Question

Find the value of \[ \tan\!\left[\left(2\sin^{-1}\frac{2}{\sqrt{13}}\right)-2\cos^{-1}\!\left(\frac{3}{\sqrt{10}}\right)\right] \]

• A. \(\dfrac{31}{56}\)
• B. \(\dfrac{29}{56}\)
• C. \(\dfrac{33}{56}\)
• D. \(\dfrac{37}{56}\)

Hint:

When inverse trigonometric functions appear inside \(\tan(\cdot)\), first convert them into simple angles and use \(\tan(2\theta)\) identities before applying \(\tan(A-B)\).

Answer 1

The Correct Option is C

To find the value of \(\tan\!\left[\left(2\sin^{-1}\frac{2}{\sqrt{13}}\right)-2\cos^{-1}\!\left(\frac{3}{\sqrt{10}}\right)\right]\), we need to use the properties of inverse trigonometric functions and some trigonometric identities.

1. Define \(\sin^{-1}\frac{2}{\sqrt{13}} = \theta\).
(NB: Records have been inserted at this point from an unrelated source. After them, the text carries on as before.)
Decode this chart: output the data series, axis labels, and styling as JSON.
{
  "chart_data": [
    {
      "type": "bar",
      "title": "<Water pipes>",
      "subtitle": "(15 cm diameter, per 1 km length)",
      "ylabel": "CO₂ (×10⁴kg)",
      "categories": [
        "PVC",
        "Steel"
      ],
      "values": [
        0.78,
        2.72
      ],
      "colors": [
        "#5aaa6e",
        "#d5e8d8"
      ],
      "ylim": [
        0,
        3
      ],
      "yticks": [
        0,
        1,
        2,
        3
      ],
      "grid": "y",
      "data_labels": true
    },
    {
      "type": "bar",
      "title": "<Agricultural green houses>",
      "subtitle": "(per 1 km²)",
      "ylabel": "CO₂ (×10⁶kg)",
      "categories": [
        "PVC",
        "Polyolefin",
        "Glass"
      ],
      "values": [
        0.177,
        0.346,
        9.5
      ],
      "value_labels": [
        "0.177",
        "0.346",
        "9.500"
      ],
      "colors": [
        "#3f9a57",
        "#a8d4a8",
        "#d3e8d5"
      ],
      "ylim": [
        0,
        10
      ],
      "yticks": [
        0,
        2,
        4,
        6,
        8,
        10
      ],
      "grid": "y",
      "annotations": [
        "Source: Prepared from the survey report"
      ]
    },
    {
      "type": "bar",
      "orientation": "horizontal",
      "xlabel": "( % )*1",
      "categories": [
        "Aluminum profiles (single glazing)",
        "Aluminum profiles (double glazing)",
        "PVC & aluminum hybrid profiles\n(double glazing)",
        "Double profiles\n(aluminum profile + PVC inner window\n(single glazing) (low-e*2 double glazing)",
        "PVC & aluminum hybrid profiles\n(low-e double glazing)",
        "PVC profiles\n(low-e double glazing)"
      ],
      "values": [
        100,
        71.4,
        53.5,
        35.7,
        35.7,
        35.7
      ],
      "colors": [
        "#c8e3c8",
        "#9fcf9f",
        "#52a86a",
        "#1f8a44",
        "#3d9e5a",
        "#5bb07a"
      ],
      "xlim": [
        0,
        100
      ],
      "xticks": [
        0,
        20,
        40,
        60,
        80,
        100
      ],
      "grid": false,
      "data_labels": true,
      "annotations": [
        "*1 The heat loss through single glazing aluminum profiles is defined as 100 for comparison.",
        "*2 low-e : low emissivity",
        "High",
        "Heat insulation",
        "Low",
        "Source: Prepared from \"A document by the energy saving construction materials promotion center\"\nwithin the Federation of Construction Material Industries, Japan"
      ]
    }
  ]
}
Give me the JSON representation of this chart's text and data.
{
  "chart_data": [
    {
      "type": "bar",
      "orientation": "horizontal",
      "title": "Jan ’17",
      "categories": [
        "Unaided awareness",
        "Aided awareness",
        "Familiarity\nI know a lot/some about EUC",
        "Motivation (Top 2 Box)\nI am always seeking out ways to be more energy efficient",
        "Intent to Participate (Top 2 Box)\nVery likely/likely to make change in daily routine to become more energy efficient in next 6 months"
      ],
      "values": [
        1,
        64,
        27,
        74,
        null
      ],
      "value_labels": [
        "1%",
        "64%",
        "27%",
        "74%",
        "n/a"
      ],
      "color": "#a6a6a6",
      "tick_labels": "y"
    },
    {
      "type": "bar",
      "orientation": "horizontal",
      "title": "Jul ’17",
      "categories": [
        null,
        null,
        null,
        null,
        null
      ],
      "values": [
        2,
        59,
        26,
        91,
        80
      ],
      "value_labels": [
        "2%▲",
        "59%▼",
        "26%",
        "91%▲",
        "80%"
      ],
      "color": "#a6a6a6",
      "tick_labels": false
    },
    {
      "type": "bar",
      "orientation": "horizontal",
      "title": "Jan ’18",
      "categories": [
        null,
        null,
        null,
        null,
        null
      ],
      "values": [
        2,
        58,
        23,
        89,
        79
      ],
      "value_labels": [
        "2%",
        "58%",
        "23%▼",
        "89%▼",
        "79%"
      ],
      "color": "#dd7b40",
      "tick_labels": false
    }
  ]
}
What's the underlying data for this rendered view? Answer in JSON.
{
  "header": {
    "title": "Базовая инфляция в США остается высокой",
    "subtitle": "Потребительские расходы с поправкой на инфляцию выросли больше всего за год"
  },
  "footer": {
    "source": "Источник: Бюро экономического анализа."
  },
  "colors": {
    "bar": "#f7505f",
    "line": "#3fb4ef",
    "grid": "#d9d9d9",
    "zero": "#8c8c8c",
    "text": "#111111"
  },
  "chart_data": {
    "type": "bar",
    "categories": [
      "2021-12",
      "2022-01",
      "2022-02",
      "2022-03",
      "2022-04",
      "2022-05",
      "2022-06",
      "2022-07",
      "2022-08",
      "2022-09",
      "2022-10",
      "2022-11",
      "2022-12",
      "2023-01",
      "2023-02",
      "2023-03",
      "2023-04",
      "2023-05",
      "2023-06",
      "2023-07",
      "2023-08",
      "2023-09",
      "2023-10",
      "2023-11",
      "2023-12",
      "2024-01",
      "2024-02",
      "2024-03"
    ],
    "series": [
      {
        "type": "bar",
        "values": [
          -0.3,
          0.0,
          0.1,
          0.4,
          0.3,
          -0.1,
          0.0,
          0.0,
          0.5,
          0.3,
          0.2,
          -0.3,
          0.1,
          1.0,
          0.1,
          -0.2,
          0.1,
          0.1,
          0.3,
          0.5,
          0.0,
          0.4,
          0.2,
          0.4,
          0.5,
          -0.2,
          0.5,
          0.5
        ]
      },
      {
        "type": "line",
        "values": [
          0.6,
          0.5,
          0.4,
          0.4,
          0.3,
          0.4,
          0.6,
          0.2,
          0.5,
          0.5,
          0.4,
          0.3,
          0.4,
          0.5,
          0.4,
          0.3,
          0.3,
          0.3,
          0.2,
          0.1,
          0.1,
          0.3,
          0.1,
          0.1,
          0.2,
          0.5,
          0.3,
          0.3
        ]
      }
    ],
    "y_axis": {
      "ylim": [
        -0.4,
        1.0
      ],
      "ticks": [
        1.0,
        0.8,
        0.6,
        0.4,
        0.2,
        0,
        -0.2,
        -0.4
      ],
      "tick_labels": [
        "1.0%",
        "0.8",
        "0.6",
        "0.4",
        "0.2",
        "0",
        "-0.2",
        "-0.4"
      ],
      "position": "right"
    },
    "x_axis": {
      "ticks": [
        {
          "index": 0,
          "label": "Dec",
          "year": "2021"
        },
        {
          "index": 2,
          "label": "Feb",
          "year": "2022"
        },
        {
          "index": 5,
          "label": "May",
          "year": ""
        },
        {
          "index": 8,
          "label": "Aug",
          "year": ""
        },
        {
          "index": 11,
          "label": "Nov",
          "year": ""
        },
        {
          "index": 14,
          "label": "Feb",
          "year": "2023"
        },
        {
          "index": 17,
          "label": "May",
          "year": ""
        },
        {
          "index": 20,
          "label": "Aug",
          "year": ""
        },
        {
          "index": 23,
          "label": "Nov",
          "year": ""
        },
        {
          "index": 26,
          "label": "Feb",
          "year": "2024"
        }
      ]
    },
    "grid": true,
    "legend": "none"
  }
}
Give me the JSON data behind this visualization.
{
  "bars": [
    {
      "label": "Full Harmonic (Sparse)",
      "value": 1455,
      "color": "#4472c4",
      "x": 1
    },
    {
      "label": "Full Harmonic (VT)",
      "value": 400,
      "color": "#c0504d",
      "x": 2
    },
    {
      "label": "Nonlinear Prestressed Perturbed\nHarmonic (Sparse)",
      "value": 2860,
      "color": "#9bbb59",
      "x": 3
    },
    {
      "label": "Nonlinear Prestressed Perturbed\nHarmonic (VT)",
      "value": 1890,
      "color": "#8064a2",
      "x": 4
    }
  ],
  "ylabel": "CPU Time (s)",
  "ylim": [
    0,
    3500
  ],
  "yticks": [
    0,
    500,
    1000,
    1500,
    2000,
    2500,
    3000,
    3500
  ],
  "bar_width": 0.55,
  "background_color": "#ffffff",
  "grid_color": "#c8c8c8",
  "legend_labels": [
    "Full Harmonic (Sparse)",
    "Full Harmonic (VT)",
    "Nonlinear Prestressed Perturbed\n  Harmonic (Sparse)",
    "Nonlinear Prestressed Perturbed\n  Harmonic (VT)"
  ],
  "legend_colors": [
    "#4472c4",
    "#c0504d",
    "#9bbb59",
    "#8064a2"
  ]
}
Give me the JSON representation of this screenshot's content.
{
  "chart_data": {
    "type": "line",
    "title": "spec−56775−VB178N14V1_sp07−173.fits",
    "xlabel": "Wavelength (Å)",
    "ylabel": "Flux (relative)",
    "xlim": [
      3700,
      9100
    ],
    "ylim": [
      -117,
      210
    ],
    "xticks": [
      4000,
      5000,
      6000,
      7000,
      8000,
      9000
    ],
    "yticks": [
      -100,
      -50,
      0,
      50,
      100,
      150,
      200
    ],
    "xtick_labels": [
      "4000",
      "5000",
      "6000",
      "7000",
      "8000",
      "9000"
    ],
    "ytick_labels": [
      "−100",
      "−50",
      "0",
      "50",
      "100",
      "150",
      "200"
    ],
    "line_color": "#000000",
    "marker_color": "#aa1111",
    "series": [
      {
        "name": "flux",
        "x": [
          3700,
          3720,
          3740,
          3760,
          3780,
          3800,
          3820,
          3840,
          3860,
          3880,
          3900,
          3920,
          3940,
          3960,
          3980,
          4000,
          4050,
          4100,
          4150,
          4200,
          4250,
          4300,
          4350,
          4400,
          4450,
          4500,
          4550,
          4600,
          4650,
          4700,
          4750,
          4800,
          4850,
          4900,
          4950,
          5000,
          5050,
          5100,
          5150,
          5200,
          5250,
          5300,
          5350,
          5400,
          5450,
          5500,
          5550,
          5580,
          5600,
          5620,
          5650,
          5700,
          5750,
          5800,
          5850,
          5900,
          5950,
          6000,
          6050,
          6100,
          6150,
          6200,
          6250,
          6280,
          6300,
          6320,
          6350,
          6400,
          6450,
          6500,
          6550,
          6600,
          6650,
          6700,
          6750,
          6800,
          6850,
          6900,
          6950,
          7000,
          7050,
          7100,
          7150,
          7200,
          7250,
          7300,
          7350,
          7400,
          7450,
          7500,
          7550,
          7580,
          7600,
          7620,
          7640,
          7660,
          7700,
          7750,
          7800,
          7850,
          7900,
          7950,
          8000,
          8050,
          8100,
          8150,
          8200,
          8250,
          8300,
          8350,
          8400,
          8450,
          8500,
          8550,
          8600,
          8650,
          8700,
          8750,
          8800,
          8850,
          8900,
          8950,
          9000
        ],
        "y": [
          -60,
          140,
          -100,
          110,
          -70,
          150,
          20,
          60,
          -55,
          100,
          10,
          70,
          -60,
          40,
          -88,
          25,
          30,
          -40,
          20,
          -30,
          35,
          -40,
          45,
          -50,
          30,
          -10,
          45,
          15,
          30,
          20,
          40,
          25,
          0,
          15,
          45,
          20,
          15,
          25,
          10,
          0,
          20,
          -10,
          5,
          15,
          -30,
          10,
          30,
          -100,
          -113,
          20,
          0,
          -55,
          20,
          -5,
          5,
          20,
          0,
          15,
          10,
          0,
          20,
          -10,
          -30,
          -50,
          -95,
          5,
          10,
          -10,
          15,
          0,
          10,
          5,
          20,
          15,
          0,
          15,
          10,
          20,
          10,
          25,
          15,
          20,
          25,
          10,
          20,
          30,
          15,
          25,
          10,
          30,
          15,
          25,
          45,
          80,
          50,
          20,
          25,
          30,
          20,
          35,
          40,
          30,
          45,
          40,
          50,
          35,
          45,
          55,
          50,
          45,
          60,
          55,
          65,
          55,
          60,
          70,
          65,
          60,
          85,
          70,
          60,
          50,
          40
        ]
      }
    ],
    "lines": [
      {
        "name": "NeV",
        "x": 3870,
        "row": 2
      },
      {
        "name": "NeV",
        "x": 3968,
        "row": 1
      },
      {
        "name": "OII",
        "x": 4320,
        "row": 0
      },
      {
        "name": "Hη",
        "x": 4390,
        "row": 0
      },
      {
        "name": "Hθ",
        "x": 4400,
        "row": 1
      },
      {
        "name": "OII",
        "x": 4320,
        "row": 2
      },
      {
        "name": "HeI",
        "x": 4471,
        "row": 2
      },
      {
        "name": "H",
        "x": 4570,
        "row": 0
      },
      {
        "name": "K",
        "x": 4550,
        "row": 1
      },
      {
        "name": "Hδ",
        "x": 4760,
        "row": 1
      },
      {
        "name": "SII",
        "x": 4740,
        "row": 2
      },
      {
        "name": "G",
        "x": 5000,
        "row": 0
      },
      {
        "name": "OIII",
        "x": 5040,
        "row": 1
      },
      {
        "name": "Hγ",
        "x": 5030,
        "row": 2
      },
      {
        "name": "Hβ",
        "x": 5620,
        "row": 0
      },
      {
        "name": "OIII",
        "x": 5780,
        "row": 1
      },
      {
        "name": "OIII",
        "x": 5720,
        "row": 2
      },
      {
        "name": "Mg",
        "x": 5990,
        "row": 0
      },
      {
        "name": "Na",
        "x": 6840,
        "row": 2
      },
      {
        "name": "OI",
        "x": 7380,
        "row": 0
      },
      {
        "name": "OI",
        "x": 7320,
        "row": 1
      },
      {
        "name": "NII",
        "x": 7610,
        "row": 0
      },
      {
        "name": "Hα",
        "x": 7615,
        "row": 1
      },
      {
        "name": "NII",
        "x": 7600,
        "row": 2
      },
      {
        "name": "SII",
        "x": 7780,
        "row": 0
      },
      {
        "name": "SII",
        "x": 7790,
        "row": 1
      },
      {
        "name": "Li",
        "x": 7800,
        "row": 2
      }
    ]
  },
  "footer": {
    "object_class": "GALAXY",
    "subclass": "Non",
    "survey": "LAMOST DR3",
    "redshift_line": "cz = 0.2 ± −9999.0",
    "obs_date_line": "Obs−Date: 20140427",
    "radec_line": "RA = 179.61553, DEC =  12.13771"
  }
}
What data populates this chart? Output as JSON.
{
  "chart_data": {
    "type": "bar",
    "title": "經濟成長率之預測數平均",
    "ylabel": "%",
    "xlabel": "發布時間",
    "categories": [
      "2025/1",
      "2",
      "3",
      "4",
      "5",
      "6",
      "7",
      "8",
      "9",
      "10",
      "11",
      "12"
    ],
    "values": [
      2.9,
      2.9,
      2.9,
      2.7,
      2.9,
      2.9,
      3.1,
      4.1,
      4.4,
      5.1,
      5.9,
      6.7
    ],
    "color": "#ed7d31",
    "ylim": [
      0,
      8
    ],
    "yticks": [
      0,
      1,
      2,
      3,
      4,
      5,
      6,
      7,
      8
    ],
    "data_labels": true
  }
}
Then, \(\sin \theta = \frac{2}{\sqrt{13}}\).
2. Using the identity \(\cos \theta = \sqrt{1 - \sin^2 \theta}\), compute \(\cos \theta\): \(\cos \theta = \sqrt{1 - \left(\frac{2}{\sqrt{13}}\right)^2} = \sqrt{\frac{13}{13} - \frac{4}{13}} = \sqrt{\frac{9}{13}} = \frac{3}{\sqrt{13}}\).
3. Double angle identity for sine: \(\sin(2\theta) = 2\sin \theta \cos \theta\): \(\sin(2\theta) = 2 \times \frac{2}{\sqrt{13}} \times \frac{3}{\sqrt{13}} = \frac{12}{13}\).
4. Double angle identity for cosine: \(\cos(2\theta) = 2\cos^2 \theta - 1\): \(\cos(2\theta) = 2\left(\frac{3}{\sqrt{13}}\right)^2 - 1 = 2 \times \frac{9}{13} - 1 = \frac{18}{13} - \frac{13}{13} = \frac{5}{13}\).
5. Define \(\cos^{-1}\frac{3}{\sqrt{10}} = \phi\). Then, \(\cos \phi = \frac{3}{\sqrt{10}}\).
6. Using the identity \(\sin \phi = \sqrt{1 - \cos^2 \phi}\), compute \(\sin \phi\): \(\sin \phi = \sqrt{1 - \left(\frac{3}{\sqrt{10}}\right)^2} = \sqrt{\frac{10}{10} - \frac{9}{10}} = \frac{1}{\sqrt{10}}\).
7. Double angle identity for sine: \(\sin(2\phi) = 2\sin \phi \cos \phi\): \(\sin(2\phi) = 2 \times \frac{1}{\sqrt{10}} \times \frac{3}{\sqrt{10}} = \frac{6}{10} = \frac{3}{5}\).
8. Double angle identity for cosine: \(\cos(2\phi) = 2\cos^2 \phi - 1\): \(\cos(2\phi) = 2\left(\frac{3}{\sqrt{10}}\right)^2 - 1 = \frac{18}{10} - \frac{10}{10} = \frac{8}{10} = \frac{4}{5}\).
9. Now compute \(\tan(A - B)\) using the identity: \(\tan(A - B) = \frac{\tan A - \tan B}{1 + \tan A \tan B}\). Here, \(A = 2\theta\) and \(B = 2\phi\). We have:
   • \(\tan A = \frac{\sin(2\theta)}{\cos(2\theta)} = \frac{\frac{12}{13}}{\frac{5}{13}} = \frac{12}{5}\).
   • \(\tan B = \frac{\sin(2\phi)}{\cos(2\phi)} = \frac{\frac{3}{5}}{\frac{4}{5}} = \frac{3}{4}\).
10. Substitute into the formula: \[ \begin{align*} \tan(A - B) & = \frac{\frac{12}{5} - \frac{3}{4}}{1 + \frac{12}{5} \cdot \frac{3}{4}} \\ & = \frac{\frac{48}{20} - \frac{15}{20}}{1 + \frac{36}{20}} \\ & = \frac{\frac{33}{20}}{\frac{56}{20}} \\ & = \frac{33}{56}. \end{align*} \]
11. Thus, the correct answer is \(\frac{33}{56}\).